We consider two types of conditional parameters - control parameters P and class parameters C. We define control parameters as the parameters that are intended to be controlled within an audio texture class. For example, strength is a control parameter for the audio texture class wind. For 11 possible values of strength, P for one-hot GAN will be 11 dimensional and for MorphGAN will be 1 dimensional. For a two-class experiment, C for One-Hot GAN will be 2 dimensional and MorphGAN will be 3 dimensional. We use the phase gradient heap estimation (PGHI) representation as shown in Gupta et al.[3].

References

[1] Arjovsky, M., Chintala, S., & Bottou, L. (2017, July). Wasserstein generative adversarial networks. In International conference on machine learning (pp. 214-223). PMLR.

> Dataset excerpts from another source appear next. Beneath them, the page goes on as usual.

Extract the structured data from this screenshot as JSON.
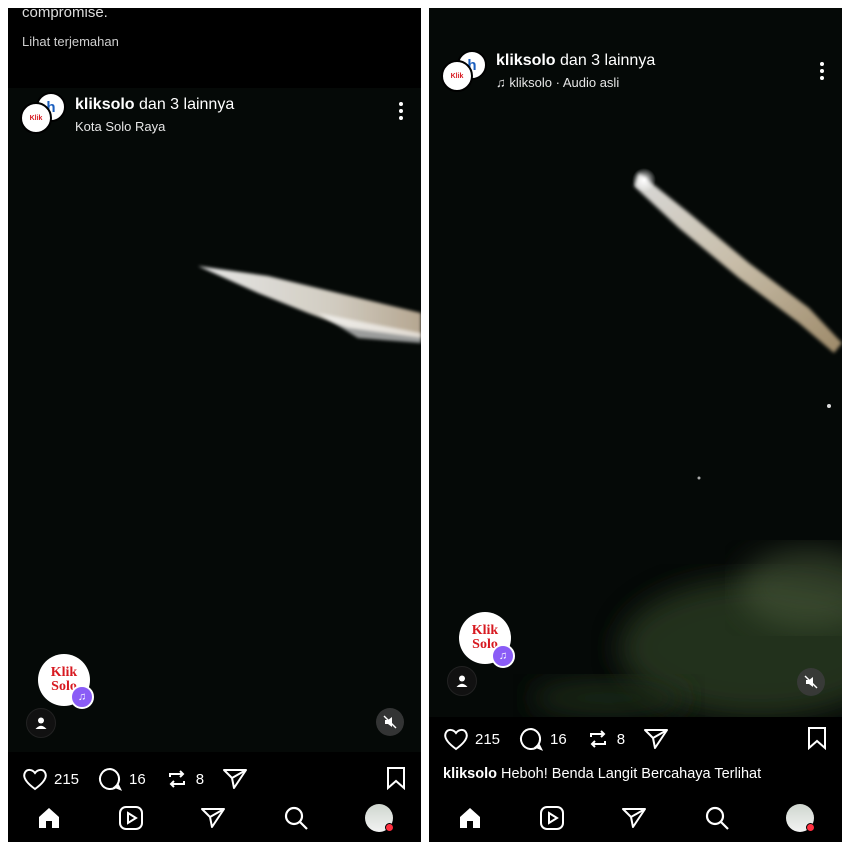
{
  "left": {
    "caption_top_line": "compromise.",
    "translate_link": "Lihat terjemahan",
    "header": {
      "username": "kliksolo",
      "others": "dan 3 lainnya",
      "subtitle": "Kota Solo Raya"
    },
    "logo_text_1": "Klik",
    "logo_text_2": "Solo",
    "stats": {
      "likes": "215",
      "comments": "16",
      "reposts": "8"
    }
  },
  "right": {
    "header": {
      "username": "kliksolo",
      "others": "dan 3 lainnya",
      "subtitle": "kliksolo · Audio asli"
    },
    "logo_text_1": "Klik",
    "logo_text_2": "Solo",
    "stats": {
      "likes": "215",
      "comments": "16",
      "reposts": "8"
    },
    "caption": {
      "username": "kliksolo",
      "text": "Heboh! Benda Langit Bercahaya Terlihat"
    }
  },
  "icons": {
    "like": "heart-icon",
    "comment": "comment-bubble-icon",
    "repost": "repost-icon",
    "share": "send-icon",
    "save": "bookmark-icon",
    "home": "home-icon",
    "reels": "reels-icon",
    "messages": "send-icon",
    "search": "search-icon",
    "profile": "profile-avatar"
  },
  "colors": {
    "background": "#000000",
    "brand_red": "#d71920",
    "badge_purple": "#8a5cf6",
    "notification_red": "#ff3040"
  }
}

[2] Odena, A., Olah, C., & Shlens, J. (2017, July). Conditional image synthesis with auxiliary classifier gans. In International conference on machine learning (pp. 2642-2651). PMLR.
[3] Chitralekha Gupta, Purnima Kamath, and Lonce Wyse, “Signal representations for synthesizing audio textures with generative adversarial networks,” in Sound and Music Computing (SMC), 2021.